Since 2000, Muslims have collected funds to have an ad for the hot line appear in their own towns. Farooqi brought the ad to Utica a little more than a year ago.

"When I see ads on the buses, I thought, 'I can put ads on the bus, too,'" said Farooqi, who moved from Brooklyn to New Hartford three years ago.

It took two weeks to raise the $1,500 needed for a year-long spot on bus No. 590, which chugs along a different city route each day. When it came time to renew the ad, local Muslims were more than willing to reach into their pockets a second time.

"Of course, this is for an Islamic cause, so I never feel reluctant to ask anybody," Farooqi said.

The hot line averages about 500 calls each month, Farooqi said. Calls from Central New York have jumped since the ad was placed.

Most calls come from those who are simply curious, but Farooqi hopes more will come from people such as Roger Perry, 21, of Oneida. Perry converted to Islam in October after reading articles on the WhyIslam? Web site.
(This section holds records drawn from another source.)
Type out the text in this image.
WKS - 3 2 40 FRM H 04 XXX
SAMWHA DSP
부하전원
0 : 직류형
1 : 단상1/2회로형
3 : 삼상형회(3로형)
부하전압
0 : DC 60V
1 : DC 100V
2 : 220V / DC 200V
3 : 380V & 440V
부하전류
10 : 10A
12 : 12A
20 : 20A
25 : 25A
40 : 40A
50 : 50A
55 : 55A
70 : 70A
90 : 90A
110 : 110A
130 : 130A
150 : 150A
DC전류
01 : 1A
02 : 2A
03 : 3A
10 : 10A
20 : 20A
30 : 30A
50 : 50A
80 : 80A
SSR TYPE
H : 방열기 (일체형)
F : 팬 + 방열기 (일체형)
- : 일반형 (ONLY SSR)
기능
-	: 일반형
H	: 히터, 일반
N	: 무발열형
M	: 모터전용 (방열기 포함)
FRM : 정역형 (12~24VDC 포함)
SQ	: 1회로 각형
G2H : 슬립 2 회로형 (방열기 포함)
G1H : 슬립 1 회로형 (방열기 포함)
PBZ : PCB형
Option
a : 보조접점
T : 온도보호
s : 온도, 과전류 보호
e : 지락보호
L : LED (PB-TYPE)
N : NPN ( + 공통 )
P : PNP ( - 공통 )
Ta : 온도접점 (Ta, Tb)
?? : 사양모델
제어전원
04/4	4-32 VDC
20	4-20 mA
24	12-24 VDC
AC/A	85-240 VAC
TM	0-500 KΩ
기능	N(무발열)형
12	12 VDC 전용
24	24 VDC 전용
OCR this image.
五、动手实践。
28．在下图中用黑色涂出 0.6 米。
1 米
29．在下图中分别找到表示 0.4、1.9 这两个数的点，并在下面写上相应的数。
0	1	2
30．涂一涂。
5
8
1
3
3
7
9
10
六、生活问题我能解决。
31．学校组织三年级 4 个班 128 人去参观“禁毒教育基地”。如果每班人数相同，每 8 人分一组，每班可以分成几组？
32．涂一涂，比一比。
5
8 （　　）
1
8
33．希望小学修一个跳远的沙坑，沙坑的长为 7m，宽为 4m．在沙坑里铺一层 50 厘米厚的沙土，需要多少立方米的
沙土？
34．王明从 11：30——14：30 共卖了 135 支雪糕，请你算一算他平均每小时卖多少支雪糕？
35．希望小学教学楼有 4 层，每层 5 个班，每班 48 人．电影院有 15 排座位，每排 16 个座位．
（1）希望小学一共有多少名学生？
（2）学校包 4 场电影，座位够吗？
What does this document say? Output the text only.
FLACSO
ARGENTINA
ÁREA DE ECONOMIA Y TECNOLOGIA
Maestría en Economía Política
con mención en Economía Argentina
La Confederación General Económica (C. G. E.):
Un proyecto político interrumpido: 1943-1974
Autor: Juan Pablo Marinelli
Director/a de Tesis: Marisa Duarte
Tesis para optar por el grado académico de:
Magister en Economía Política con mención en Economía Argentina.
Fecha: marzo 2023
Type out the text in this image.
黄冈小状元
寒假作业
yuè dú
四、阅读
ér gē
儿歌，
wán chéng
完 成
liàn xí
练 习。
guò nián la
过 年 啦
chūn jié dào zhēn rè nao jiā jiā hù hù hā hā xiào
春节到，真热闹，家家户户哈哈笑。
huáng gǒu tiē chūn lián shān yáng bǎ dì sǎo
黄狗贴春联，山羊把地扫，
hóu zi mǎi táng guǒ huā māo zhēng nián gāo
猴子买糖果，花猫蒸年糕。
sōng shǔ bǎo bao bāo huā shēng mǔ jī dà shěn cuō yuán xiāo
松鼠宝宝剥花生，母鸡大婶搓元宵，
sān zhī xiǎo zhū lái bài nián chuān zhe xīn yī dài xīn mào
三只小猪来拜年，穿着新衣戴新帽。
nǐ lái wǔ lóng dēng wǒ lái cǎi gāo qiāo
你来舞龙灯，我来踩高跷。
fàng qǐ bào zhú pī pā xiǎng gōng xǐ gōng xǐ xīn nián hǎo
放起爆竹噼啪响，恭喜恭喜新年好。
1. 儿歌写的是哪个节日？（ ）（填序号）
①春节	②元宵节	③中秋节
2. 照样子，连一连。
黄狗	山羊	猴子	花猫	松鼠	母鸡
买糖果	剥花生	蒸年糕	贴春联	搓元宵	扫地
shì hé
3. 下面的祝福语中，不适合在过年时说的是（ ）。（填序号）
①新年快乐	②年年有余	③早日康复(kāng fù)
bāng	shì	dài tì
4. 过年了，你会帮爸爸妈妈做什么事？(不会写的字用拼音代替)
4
"I thought I would look just to learn something new, but as I read, I realized that it really fit my beliefs," Perry said.

He called the hotline and converted by telephone, he said. Now, Perry prays five times daily and worships alongside refugees from eastern Europe, Africa and the Middle East at the Muslim Community Association on Kemble Street, where Friday prayer services usually draw between 150 and 200 people.

Utica's Muslim population numbers up to 6,000, said Sabur Abdul-Salaam, the mosque's board president. Most, like the mosque's imam, are Bosnian Muslims, resettled through the Mohawk Valley Resource Center for Refugees.

"WhyIslam?" brings the message to the general population, he said.

National campaigns, whether evangelical or informational, are uncommon, said Ibrahim Hooper, spokesman for the Council on American-Islamic Relations, a Washington, D.C.-based Muslim civil liberties group.

"It's encouraging," he said.

The campaign highlights commonalities between Christianity and Islam, said Zamir, the New Jersey-based volunteer. It works against the media, which highlights the differences, he said.

"The Muslim community is growing throughout the USA, as well as Canada and throughout the world," he said. "People are coming to accept Islam as a religion."